The Legislature recently passed a bill that will move California’s presidential primary from June up to Super Tuesday – which will be March 3, 2020.
Upon Governor Brown signing the bill, Secretary of State Alex Padilla told the Los Angeles Times that, “candidates will not be able to ignore the largest, most diverse state in the nation as they seek our country’s highest office.”
When reading these statements, I thought to myself, where have I heard that before?
California has tried several different experiments over the past two decades to try and boost the Golden State’s influence in the presidential nominating process. Each one has flopped.
According to the Secretary of State’s office, California has moved up its presidential primary four times in the past two decades. In 1996, 2000, and 2004, the Golden State’s presidential primaries were held in March. In 2008, our primary was held in February.
In every case, California’s votes failed to prove decisive. Most famously, California Democrats voted for Hillary Clinton during the spirited 2008 primary nomination race that was eventually won by Barack Obama. Al Gore and John Kerry had largely locked up their respective nominations by the time California voted in 2000 and 2004.
Early primaries also did not excite the state’s voters. Only 31.47 percent of eligible Californians voted in 1996’s primary and 30.54 percent did so in 2004’s primary. Even in 2008, which was arguably the most exciting primary race in recent memory, just 39.52 percent of eligible Californians bothered to vote.
California Republicans have also tried to change the process to increase the party’s influence. In 1999, when I was a young legislative aide, I worked on legislation (Senate Bill 380) to change how GOP delegates are allocated from winner-take-all statewide to the winner of each Congressional district’s votes.

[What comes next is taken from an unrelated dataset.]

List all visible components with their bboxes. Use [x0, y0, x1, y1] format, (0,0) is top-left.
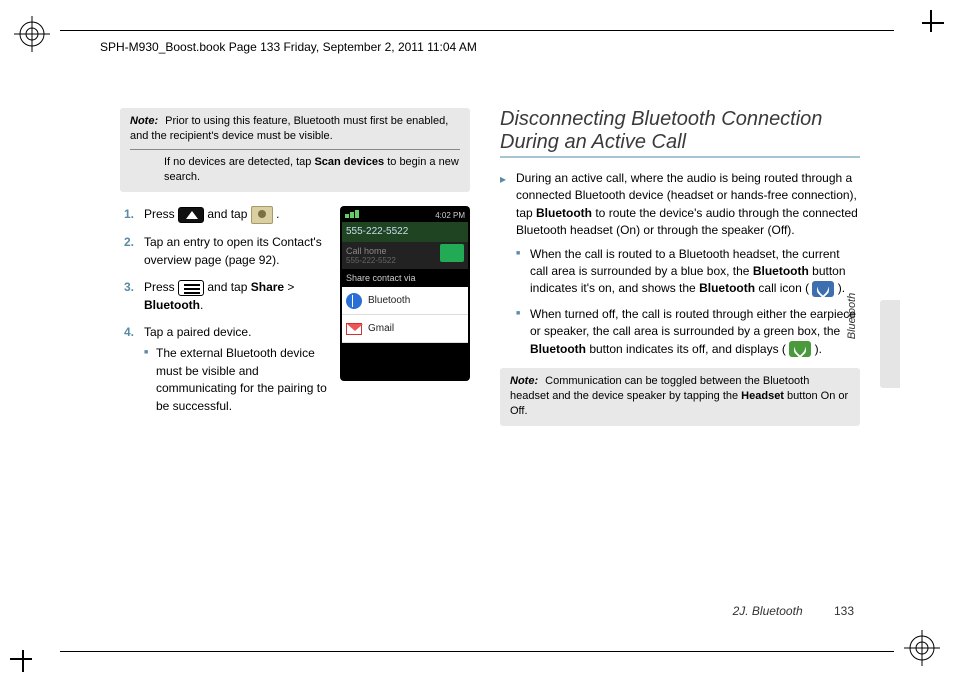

This change was promoted to give California a greater say in picking the Republican nominee, yet we’ve continued to be little more than a primary ATM machine since the process was changed. President Bush was unopposed in 2004, and the race was over by the time California Republicans voted in 2012 and 2016. John McCain was well on his way to winning the nomination in 2008 when we voted.
Instead of making California’s votes decisive in determining the party nominees, our state has fared about as well under these changes as Charlie Brown has every time Lucy pulled away the football.
Part of the reason why California hasn’t really mattered is that it’s typically all but over by the time we cast our votes. Like it or not, it’s still all about Iowa and New Hampshire, despite efforts in recent years to increase the importance of other states. Also, despite our flair for insurgent candidates, California Democrats and Republicans typically cast their votes for the front-runner or the establishment candidate. Our state’s traditional voting patterns are hardly a blueprint for thwarting the front-runner at the last minute.
At the end of the day, I would bet that this latest change will have just as much effect in increasing California’s role in picking the next presidential nominee. The “largest, most diverse state” will once again have virtually no say in picking the next presidential nomination winner.
Tim Anaya is communications director for the Pacific Research Institute.